Regrettably, the refusal by this and
previous Irish governments to oppose the illegal actions of Israel and of its
occupation forces, has encouraged and emboldened Netanyahu to believe that now
is the time to annex substantial parts of the West Bank. Last April Netanyahu
said that he intended annexing Jewish settlements and outposts in the West
Bank. These settlements, which are illegal under international law, number over
240 and house almost three quarters of a million Israeli settlers. On the
occasions I have visited the region I have seen for myself the extent to which
these settlements steal Palestinian land and water rights and mineral resources
and are strategically used to separate and control the Palestinian population
of the West Bank. As part of this process Palestinians have been killed, their
homes demolished, olive groves uprooted and farms destroyed.
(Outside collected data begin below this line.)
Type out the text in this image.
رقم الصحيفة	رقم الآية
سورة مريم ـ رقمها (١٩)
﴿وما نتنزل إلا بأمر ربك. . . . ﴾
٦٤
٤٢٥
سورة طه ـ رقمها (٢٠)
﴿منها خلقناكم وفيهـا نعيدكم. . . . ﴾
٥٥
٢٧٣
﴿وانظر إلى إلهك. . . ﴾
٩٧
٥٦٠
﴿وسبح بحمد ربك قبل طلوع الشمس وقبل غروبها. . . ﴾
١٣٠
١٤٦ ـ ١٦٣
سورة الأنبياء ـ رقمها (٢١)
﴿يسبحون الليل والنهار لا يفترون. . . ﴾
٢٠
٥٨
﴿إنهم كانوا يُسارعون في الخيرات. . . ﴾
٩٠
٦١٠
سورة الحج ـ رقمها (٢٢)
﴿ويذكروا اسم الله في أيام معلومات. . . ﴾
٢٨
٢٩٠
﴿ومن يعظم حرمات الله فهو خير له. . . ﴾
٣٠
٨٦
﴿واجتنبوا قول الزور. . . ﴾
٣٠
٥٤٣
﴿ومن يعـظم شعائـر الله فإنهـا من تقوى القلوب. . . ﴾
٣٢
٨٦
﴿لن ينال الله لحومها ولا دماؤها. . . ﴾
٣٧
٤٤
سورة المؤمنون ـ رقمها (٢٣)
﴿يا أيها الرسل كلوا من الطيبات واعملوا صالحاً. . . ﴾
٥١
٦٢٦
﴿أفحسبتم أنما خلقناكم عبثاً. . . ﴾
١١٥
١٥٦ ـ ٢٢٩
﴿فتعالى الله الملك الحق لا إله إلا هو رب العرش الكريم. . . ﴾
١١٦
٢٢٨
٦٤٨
Last September the Israeli Prime
Minister – encouraged by the support of US President Trump - said that he also
planned to annex the Jordan Valley. This makes up almost 30% of the West Bank.
Palestinian families living in the Jordan Valley will find it increasingly
difficult to stay there. Much of the Valley is already under the control of
Israel which bars Palestinians from digging wells or building home extensions,
including tents, or irrigation works. From 2009 to 2016 ninety eight per cent
of almost three and a half thousand applications for permits for new
infrastructure were rejected by the Israeli authorities.
Nor will Palestinians living in the
annexed territories be allowed to hold Israeli citizenship. They will be barred
from having any say in the state in which they are being forced to live.
The United Nations, the EU and
individual states including the Irish state, have failed to defend
international law. This failure and Israeli expansionism will usher in an
Israeli apartheid state similar in design and intent to the Bantustan scheme
created by the White apartheid government in South Africa. Bantu territories
were pieces of land – essentially ethnic ghettoes - into which black South
Africans were pushed. It was the apartheid regime’s means of control and
exploitation in which poverty was widespread and human rights abuses a constant
reality.
To its shame the international
community has turned a blind eye to Israeli aggression against the Palestinian
people. The separation wall, the theft of land and water, the murder of
civilians, the use of torture, the victimisation of children, the illegal
blockade of the Gaza Strip, the denial of human rights are all products of
this. Israel’s strategy and Netanyahu’s plans for annexation have
grievously undermined the little remaining hope in the peace process, which for
decades now has staggered from crisis to crisis.
But it’s not too late to stop
the slide into even greater chaos and conflict. The international community can
still make a difference. The Irish government can give a lead. If Minister
Coveney wants the Irish government’s two year term on the Security Council to
be more meaningful than simply keep a seat warm, and to be more than an
occasional irritant to the big states, then he has to stop making excuses for
doing nothing. Firstly, the Irish government should commit to passing the
Occupied Territories Bill. Secondly, it should officially recognise the
Palestinian state as the Oireachtas agreed in December 2014 thereby providing
some measure of solidarity and legal protection to the Palestinian people at
this dangerous time. And thirdly, the government should introduce a motion to
the Security Council rejecting Netanyahu’s annexation plans.